Para una escuela que responde al concepto de enseñanza integral, que trata de lograr el “desenvolvimiento armónico de todas las aptitudes individuales de acuerdo con su naturaleza, suministrando á la vez todos los conocimientos que hacen falta á todas las clases de personas, para que el niño que hoy acude á las escuelas sea mañana un hombre independiente y honesto, que viva feliz y preste la mayor cooperación posible á la sociedad á al que pertenece” la preparación para la armonía de las actividades mentales y físicas son un verdadero “tesoro público” que se logra mejorando las actividades.

Mejorar las prácticas

“Uno de los grandes enemigos del progreso, en general, y sobre todo del progreso escolar, es la rutina: el hábito de enseñar sin reflexionar en los principios que deben dirigir todo trabajo educativo á fin de conformarlo á las exigencias del momento y á las múltiples necesidades de cada niño”

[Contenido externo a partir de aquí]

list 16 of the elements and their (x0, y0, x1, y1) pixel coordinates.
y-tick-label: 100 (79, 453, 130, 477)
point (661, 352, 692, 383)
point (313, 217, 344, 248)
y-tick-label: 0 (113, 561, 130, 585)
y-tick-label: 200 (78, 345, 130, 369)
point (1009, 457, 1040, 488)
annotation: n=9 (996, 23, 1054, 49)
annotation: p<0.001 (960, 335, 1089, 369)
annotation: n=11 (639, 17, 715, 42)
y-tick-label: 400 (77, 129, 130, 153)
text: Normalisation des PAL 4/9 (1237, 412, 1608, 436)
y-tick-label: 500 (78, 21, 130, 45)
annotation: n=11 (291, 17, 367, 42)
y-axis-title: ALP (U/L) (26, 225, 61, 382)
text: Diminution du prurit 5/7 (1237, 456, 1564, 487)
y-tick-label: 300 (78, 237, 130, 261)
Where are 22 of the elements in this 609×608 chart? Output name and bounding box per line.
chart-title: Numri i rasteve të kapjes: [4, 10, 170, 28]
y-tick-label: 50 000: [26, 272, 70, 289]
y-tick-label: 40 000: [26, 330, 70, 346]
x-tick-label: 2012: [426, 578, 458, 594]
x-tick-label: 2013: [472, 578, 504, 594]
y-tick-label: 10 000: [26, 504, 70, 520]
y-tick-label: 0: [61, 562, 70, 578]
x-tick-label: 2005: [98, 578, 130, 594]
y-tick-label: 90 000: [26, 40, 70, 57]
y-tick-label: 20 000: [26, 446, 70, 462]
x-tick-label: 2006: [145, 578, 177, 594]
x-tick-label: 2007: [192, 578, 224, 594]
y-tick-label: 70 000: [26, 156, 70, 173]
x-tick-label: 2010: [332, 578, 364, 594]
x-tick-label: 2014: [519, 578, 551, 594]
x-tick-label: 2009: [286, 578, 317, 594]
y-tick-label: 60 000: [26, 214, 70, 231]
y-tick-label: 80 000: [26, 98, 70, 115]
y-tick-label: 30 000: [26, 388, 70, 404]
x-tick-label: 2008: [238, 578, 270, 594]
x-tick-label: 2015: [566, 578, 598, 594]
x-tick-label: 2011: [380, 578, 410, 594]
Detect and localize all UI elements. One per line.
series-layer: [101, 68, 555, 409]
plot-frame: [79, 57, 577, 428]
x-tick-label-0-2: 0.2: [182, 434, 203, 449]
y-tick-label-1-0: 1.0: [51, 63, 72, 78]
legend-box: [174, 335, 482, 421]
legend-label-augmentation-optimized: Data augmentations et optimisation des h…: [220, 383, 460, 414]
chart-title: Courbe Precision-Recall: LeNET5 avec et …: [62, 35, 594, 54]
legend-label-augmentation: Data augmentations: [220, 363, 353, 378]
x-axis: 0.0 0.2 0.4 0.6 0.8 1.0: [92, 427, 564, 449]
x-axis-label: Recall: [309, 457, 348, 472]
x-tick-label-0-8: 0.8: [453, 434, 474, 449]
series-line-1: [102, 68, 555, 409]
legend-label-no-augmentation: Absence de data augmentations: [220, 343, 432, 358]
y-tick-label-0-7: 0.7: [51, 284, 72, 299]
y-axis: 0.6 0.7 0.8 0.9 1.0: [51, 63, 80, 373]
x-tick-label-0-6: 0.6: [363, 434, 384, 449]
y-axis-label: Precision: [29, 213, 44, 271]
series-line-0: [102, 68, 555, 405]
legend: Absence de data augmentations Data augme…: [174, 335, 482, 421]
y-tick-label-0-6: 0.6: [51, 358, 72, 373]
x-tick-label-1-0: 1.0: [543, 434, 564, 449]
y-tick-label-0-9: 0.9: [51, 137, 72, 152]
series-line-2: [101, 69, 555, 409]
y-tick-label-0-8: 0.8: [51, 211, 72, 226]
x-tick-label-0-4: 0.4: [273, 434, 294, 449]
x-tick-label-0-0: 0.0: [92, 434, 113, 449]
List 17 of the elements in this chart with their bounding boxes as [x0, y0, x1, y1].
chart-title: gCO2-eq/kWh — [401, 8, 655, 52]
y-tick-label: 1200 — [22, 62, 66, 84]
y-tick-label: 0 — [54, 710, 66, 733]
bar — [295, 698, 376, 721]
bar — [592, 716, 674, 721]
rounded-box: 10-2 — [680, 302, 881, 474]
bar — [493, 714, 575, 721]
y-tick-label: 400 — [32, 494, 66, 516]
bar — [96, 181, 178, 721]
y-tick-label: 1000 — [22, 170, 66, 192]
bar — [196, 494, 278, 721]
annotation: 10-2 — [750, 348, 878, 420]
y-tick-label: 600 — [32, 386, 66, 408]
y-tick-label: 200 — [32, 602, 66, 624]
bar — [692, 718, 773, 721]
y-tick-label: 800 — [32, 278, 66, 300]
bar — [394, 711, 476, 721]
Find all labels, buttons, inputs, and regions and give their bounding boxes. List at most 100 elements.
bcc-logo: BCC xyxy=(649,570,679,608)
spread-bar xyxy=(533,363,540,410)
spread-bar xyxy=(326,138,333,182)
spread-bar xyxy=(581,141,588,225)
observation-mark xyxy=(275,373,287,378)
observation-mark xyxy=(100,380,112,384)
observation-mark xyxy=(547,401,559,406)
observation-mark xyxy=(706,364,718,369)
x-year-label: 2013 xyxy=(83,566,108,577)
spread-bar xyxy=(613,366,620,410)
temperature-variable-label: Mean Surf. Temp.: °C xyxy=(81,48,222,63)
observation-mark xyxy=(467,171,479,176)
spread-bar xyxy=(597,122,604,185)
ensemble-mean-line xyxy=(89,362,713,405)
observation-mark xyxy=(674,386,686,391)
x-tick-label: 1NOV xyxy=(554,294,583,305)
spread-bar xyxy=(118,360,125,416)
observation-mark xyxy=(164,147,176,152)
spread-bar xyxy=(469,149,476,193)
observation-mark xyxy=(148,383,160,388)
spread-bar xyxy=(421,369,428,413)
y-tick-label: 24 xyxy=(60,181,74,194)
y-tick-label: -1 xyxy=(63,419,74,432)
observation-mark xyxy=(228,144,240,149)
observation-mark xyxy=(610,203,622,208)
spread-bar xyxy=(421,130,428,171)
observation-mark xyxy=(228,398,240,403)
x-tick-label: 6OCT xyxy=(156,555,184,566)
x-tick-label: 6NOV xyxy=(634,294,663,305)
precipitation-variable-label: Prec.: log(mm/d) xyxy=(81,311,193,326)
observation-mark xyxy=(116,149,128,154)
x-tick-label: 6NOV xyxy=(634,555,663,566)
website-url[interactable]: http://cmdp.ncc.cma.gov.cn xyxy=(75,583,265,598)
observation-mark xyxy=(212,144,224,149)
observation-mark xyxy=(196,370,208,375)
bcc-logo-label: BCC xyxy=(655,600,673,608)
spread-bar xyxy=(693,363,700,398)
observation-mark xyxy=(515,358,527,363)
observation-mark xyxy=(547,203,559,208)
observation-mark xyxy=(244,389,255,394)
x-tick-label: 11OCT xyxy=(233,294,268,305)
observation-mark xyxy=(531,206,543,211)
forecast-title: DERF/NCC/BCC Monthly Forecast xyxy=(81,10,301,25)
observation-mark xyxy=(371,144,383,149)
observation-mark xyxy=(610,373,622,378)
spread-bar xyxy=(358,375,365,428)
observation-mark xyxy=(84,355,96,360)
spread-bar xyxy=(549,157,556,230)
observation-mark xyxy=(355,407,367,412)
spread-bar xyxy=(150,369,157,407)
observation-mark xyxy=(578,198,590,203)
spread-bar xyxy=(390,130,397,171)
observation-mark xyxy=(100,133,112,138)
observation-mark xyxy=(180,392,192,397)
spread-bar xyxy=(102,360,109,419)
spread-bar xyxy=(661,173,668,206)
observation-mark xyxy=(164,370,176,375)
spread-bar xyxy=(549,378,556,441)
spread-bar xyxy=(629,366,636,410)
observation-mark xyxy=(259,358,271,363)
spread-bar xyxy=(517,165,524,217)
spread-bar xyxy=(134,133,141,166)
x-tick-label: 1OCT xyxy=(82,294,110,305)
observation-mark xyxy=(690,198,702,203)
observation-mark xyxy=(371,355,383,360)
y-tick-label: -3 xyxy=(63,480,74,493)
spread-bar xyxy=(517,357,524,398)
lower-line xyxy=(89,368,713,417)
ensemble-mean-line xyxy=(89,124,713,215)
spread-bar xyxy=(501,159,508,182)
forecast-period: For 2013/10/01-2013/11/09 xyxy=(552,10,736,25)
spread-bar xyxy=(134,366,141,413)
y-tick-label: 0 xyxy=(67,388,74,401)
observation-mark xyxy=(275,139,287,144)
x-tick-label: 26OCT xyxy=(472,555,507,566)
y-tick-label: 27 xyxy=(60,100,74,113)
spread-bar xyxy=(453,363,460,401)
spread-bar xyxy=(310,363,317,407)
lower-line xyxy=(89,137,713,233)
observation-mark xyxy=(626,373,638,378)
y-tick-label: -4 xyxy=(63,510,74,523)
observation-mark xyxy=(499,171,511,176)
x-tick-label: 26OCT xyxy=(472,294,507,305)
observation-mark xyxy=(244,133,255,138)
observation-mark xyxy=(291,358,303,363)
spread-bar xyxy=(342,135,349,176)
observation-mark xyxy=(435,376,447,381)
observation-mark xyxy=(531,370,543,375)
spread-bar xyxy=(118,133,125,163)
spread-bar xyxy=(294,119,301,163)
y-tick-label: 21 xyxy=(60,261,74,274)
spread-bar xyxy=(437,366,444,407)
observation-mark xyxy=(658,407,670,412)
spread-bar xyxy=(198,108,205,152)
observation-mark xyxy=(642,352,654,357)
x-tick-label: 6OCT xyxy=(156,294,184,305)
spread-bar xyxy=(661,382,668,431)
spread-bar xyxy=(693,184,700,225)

Por eso es necesario que desaparezcan las repeticiones, que se estimule al personal “á un trabajo incesante de perfeccionamiento” para que más allá de sostener lo intelectual, atienda más y mejor “á la física, moral y cívica; y á la formación de hábitos de trabajo” y a las prácticas de caligrafía, lectura, dibujo, trabajos de aguja que “son bastante deficientes”, a utilizar los adelantos de las ciencias, las artes, las industrias y “adaptarse á las necesidades que surgen del desenvolvimiento social”

Este libro puede consultarse en la Sala Americana – SA 39 – 6 – 73.